Clear guidelines should be established for the generation and processing of synthetic data to ensure transparency, accountability and fairness, a new study says.
Synthetic data — generated through machine learning algorithms from original real-world data — is gaining prominence because it may provide privacy-preserving alternatives to traditional data sources. It can be particularly useful in situations where the actual data is too sensitive to share, too scarce, or of too low quality.
Synthetic data differs from real-world data as it is generated by algorithmic models known as synthetic data generators, such as Generative Adversarial Networks or Bayesian networks.
The study warns existing data protection laws that only apply to personal data are not well-equipped to regulate the processing of all types of synthetic data.
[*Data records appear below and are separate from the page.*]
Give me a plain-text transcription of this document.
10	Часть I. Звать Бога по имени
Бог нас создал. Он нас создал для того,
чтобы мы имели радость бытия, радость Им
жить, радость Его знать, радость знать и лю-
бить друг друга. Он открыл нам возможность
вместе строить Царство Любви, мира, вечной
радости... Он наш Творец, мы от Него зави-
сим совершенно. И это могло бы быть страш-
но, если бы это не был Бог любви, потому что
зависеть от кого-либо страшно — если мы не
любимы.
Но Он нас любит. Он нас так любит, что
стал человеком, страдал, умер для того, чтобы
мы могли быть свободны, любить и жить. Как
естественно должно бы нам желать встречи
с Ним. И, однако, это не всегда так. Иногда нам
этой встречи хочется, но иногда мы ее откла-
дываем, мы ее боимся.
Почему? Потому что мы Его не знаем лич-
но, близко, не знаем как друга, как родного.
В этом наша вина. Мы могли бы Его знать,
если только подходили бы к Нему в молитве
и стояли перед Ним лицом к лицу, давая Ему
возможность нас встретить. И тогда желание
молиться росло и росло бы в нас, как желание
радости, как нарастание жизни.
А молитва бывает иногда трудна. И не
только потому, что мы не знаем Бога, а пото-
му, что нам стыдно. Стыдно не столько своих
Laws such as the GDPR only apply to the processing of personal data. The GDPR’s definition of personal data encompasses ‘any information relating to an identified or identifiable natural person’. However, not all synthetic datasets are fully artificial — some may contain personal information or present a risk of re-identification. Fully synthetic datasets are, in principle, exempt from GDPR rules, except when there is a possibility of re-identification.
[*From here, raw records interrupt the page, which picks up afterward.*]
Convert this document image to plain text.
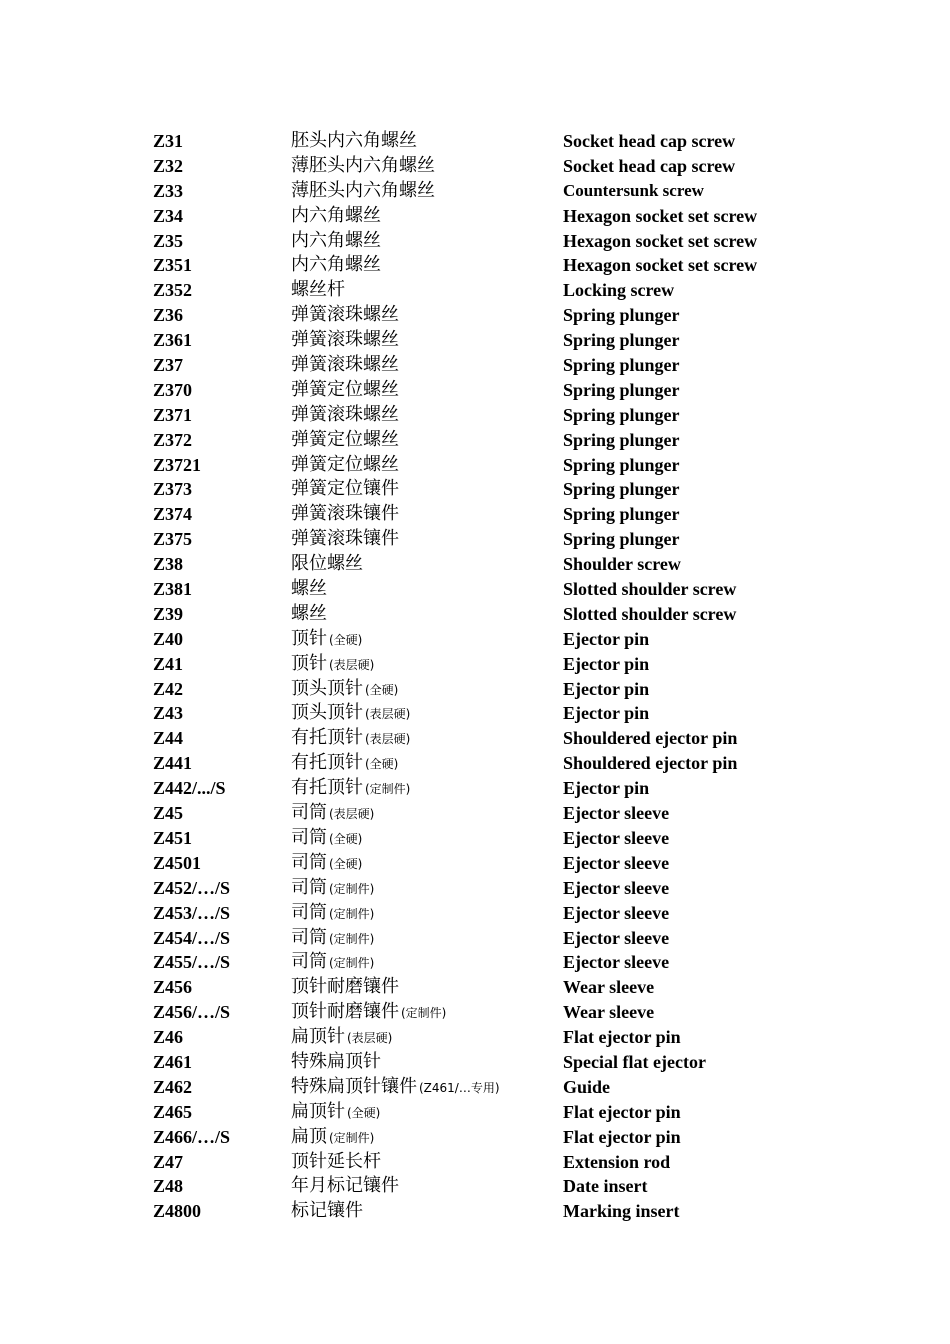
Z31	胚头内六角螺丝	Socket head cap screw
Z32	薄胚头内六角螺丝	Socket head cap screw
Z33	薄胚头内六角螺丝	Countersunk screw
Z34	内六角螺丝	Hexagon socket set screw
Z35	内六角螺丝	Hexagon socket set screw
Z351	内六角螺丝	Hexagon socket set screw
Z352	螺丝杆	Locking screw
Z36	弹簧滚珠螺丝	Spring plunger
Z361	弹簧滚珠螺丝	Spring plunger
Z37	弹簧滚珠螺丝	Spring plunger
Z370	弹簧定位螺丝	Spring plunger
Z371	弹簧滚珠螺丝	Spring plunger
Z372	弹簧定位螺丝	Spring plunger
Z3721	弹簧定位螺丝	Spring plunger
Z373	弹簧定位镶件	Spring plunger
Z374	弹簧滚珠镶件	Spring plunger
Z375	弹簧滚珠镶件	Spring plunger
Z38	限位螺丝	Shoulder screw
Z381	螺丝	Slotted shoulder screw
Z39	螺丝	Slotted shoulder screw
Z40	顶针 (全硬)	Ejector pin
Z41	顶针 (表层硬)	Ejector pin
Z42	顶头顶针 (全硬)	Ejector pin
Z43	顶头顶针 (表层硬)	Ejector pin
Z44	有托顶针 (表层硬)	Shouldered ejector pin
Z441	有托顶针 (全硬)	Shouldered ejector pin
Z442/.../S	有托顶针 (定制件)	Ejector pin
Z45	司筒 (表层硬)	Ejector sleeve
Z451	司筒 (全硬)	Ejector sleeve
Z4501	司筒 (全硬)	Ejector sleeve
Z452/…/S	司筒 (定制件)	Ejector sleeve
Z453/…/S	司筒 (定制件)	Ejector sleeve
Z454/…/S	司筒 (定制件)	Ejector sleeve
Z455/…/S	司筒 (定制件)	Ejector sleeve
Z456	顶针耐磨镶件	Wear sleeve
Z456/…/S	顶针耐磨镶件 (定制件)	Wear sleeve
Z46	扁顶针 (表层硬)	Flat ejector pin
Z461	特殊扁顶针	Special flat ejector
Z462	特殊扁顶针镶件 (Z461/…专用)	Guide
Z465	扁顶针 (全硬)	Flat ejector pin
Z466/…/S	扁顶 (定制件)	Flat ejector pin
Z47	顶针延长杆	Extension rod
Z48	年月标记镶件	Date insert
Z4800	标记镶件	Marking insert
It remains unclear what level of re-identification risk would be sufficient to trigger their application in the context of fully synthetic data processing. That creates legal uncertainty and practical difficulties for the processing of such datasets.
The study, by Professor Ana Beduschi from the University of Exeter, is published in the journal Big Data and Society.
It says there should be clear procedures for calling to account those responsible for the generation and processing of synthetic data. There should be guarantees synthetic data is not generated and used in ways that bring adverse effects on individuals and society, such as perpetuating existing biases or creating new ones.
Professor Beduschi said: “Clear guidelines for all types of synthetic data should be established. They should prioritise transparency, accountability and fairness. Having such guidelines is especially important as generative AI and advanced language models such as DALL-E 3 and GPT-4 — which can both be trained on and generate synthetic data — may facilitate the dissemination of misleading information and have detrimental effects on society. Adhering to these principles could thus help mitigate potential harm and encourage responsible innovation.
“Accordingly, synthetic data should be clearly labelled as such and that information about its generation should be provided to users.”